Interpretive Summary: Management of crop residues is an integral part of many conservation tillage systems. Current techniques for measuring crop residue cover are time-consuming and are not suitable for surveys of many fields. Remote sensing for assessing crop residue cover and conservation tillage practices have had mixed success because crop residues may be brighter or darker than the soils depending on moisture content and age of the residues. Additional work is needed to develop a strategy to mitigate the effects of water on remotely sensed estimates of crop residue cover. Reflectance spectra of crop residues and soils were measured in the lab and scenes with various residue cover fractions and moisture contents were simulated using a linear mixture model. Additional spectra of scenes with mixtures of crop residues and soil were also acquired in corn, soybean, and wheat fields with different tillage treatments and different moisture conditions near Beltsville, MD. Crop residue cover was linearly related to the relative intensity of an absorption feature near 2100 nm, called the Cellulose Absorption Index (CAI). Moisture in the crop residue significantly attenuated CAI. A new spectral residue moisture index was proposed and tested with measured reflectance data and crop residue cover from corn, soybean, and wheat fields. Adjustments for residue moisture content improved spectral estimates of crop residue cover. Regional surveys of soil conservation practices that affect soil carbon dynamics may be feasible using advanced multispectral or hyperspectral imaging systems.

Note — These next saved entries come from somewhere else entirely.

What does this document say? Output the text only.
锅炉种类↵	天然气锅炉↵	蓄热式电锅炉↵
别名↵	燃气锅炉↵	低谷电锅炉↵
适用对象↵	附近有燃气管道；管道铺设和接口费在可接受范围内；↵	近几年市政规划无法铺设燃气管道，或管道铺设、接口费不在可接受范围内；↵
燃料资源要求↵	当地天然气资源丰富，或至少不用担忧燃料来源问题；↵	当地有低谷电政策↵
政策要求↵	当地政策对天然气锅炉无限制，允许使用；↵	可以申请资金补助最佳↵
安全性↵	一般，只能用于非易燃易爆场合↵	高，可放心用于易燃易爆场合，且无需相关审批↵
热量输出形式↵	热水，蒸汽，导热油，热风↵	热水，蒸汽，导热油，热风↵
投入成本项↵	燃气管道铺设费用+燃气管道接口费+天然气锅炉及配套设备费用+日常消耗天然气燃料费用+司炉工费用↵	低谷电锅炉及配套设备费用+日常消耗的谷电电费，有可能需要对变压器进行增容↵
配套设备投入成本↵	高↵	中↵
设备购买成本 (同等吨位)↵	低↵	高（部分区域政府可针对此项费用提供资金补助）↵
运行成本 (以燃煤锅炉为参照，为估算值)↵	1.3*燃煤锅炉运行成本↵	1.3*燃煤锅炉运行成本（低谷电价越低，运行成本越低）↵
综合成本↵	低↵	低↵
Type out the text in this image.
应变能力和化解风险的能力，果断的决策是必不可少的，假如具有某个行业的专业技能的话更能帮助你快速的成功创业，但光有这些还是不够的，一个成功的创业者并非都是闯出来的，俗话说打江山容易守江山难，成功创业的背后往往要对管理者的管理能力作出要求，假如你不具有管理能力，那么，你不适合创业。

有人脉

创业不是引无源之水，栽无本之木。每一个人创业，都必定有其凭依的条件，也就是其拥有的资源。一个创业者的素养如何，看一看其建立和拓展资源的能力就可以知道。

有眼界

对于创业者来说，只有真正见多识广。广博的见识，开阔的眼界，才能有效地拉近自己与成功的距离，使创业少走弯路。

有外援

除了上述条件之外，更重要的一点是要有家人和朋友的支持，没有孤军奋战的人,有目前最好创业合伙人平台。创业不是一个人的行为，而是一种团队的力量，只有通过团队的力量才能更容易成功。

Technical Abstract: Crop residues on the soil surface decrease soil erosion and increase soil organic carbon and the management of crop residues is an integral part of many conservation tillage systems. Current methods of measuring residue cover are inadequate for characterizing the spatial variability of residue cover over large fields. Several remote sensing approaches for estimating crop residue cover have been proposed, however all are affected by variations in scene moisture conditions. The objectives of this research were to determine the effects of moisture on the remotely sensed estimates of crop residue and to propose a method to mitigate the effects moisture on remotely sensed estimates of crop residue cover. Reflectance spectra of crop residues and soils were measured in the lab over the 400-2400 nm wavelength region. Reflectance of scenes with various residue cover fractions and moisture contents were simulated using a linear mixture model. Additional spectra of scenes with mixtures of crop residues and soil were also acquired in corn, soybean, and wheat fields with different tillage treatments and different moisture conditions. Crop residue cover was linearly related to the Cellulose Absorption Index (CAI), which was defined as the relative intensity of an absorption feature near 2100 nm. Moisture in the crop residue significantly attenuated CAI. Spectral vegetation moisture indices were poorly related to changes in crop residue moisture. New spectral residue moisture indices for describing the changes in the slope of residue cover versus CAI are proposed. A limited test with measured reflectance data and crop residue cover from corn, soybean, and wheat fields confirm these results and indicate that scene to scene adjustments in the spectral estimates of crop residue cover are possible. Regional surveys of soil conservation practices that affect soil carbon dynamics may be feasible using advanced multispectral or hyperspectral imaging systems.